I was not aware of this, John. My understanding was, and it is actually happening, is that if target crosses the measurement then those areas below the target will get even deeper below with neighborhoud regions "helping" this to happen. My listening area is as bad acoustically as it could get, there are spikes and deeps of high magnitude with high Q, so correcting peaks down bring neighbor deeps, which are already down the curve, even more down. I've seen great many times that, when using suggested "...calc target level from response", areas initially at 1-3db below the target become 4-6db or even more below the target. So what I do is I experiment with target level in such a way so that resulting output becomes no worse than 2-3db below the target, however this comes at the expense of having target lower and lower total SPL. Is this a wrong way of doing things? What methodology would you suggest?

 

[John Mulcahy]

if target crosses the measurement then those areas below the target will get even deeper below with neighborhoud regions "helping" this to happen

That's at least in part because you have set the limit for the individual max boost for filters to just 1 dB, so REW has extremely limited scope to use filters with gain to counter the effect of cuts outside the region they are needed.

when using suggested "...calc target level from response", areas initially at 1-3db below the target become 4-6db or even more below the target

Yes, that's normal, why does it matter? Setting a very low target so the response is all dragged down onto it is, in my view, a very bad approach. However, I also think it's a bad idea to apply filters above a few hundred Hz and that trying to impose a target curve on frequencies above a few hundred Hz is wrong and based on a misunderstanding of Harman's curve. Other people have different opinions.

 

[dima1stg]

If you don't mind, I'd like to ask few things.
1. Why, in your opinion, 4-6 or more db deeps aren't matter.
2. I limit max gain to 1db to not math-overflow DAC. Do you think the limit could be higher, at least in higher frequencies?
3. My understanding of Harman curve is (a) it is experimentally most preferred in blind comparison and (b) it's related to our hearing lost sensitivity in lower frequencies. I listened to various curves and Harmon' is indeed best suits my preference. Though I do agree that above few hundred hz it's much less relevant if relevant at all. In your professional opinion, is my understanding incorrect?

I'm aware of different opinions, however I'm asking about your personal thoughts as very respectful audio specialist.

 

[John Mulcahy]

We are much more sensitive to peaks in the response than to dips. Dips in the response are typically a result of partial cancellations from signals travelling different paths. They are very location-specific, even a small movement of the measuring position can shift them or turn them into peaks. Attempts to fill them would be just as location specific.

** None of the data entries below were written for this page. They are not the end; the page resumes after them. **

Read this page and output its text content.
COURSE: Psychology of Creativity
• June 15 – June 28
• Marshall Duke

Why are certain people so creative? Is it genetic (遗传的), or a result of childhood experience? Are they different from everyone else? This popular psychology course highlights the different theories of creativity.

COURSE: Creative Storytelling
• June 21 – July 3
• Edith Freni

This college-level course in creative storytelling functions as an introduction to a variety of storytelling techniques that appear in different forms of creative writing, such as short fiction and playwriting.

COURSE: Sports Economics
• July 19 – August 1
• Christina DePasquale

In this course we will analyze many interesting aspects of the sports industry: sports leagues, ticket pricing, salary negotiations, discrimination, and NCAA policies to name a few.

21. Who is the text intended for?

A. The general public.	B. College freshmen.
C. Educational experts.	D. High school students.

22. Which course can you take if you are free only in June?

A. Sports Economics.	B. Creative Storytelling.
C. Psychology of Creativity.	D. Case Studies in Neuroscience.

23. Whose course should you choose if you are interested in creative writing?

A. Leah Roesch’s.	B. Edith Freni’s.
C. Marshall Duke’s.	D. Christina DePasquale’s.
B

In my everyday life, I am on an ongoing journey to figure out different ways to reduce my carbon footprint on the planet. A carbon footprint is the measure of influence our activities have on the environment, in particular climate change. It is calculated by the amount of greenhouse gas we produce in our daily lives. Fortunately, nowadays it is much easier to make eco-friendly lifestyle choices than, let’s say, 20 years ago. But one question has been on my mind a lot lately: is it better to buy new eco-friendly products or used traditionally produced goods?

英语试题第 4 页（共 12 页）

Your point (b) is not correct. A bass guitar sounds like a bass guitar. The bass player doesn't have to stand closer to you to allow for your ear's sensitivity. If you alter the frequency balance of that sound you are making it sound like something else.

The overall spectral balance Harman identified as preferable should not be considered in isolation. Another component of that blind comparison preference was for speakers whose direct response is largely flat. The overall balance is a consequence of the direct on-axis sound from the speaker and all the off-axis sound it produces reflecting from the room's surfaces and arriving at the mic position over time. Off-axis sound has less treble energy and room surfaces have higher absorption at higher frequencies, so the overall result has a downward slope. The nature of that slope depends on the polar response of the speaker and the room's surfaces. It is a consequence, not a target. If you alter a speaker's output to try and achieve the shape of that Harman curve you are also altering the direct sound from the speaker, so it no longer has its original sound. You compromise the part your ear can most easily distinguish to try and emulate something which is (a) less important and (b) a consequence of speaker design (off-axis behaviour) and listening environment. That's a mistake.

 

[dima1stg]

John, very much appreciate. Many thanks!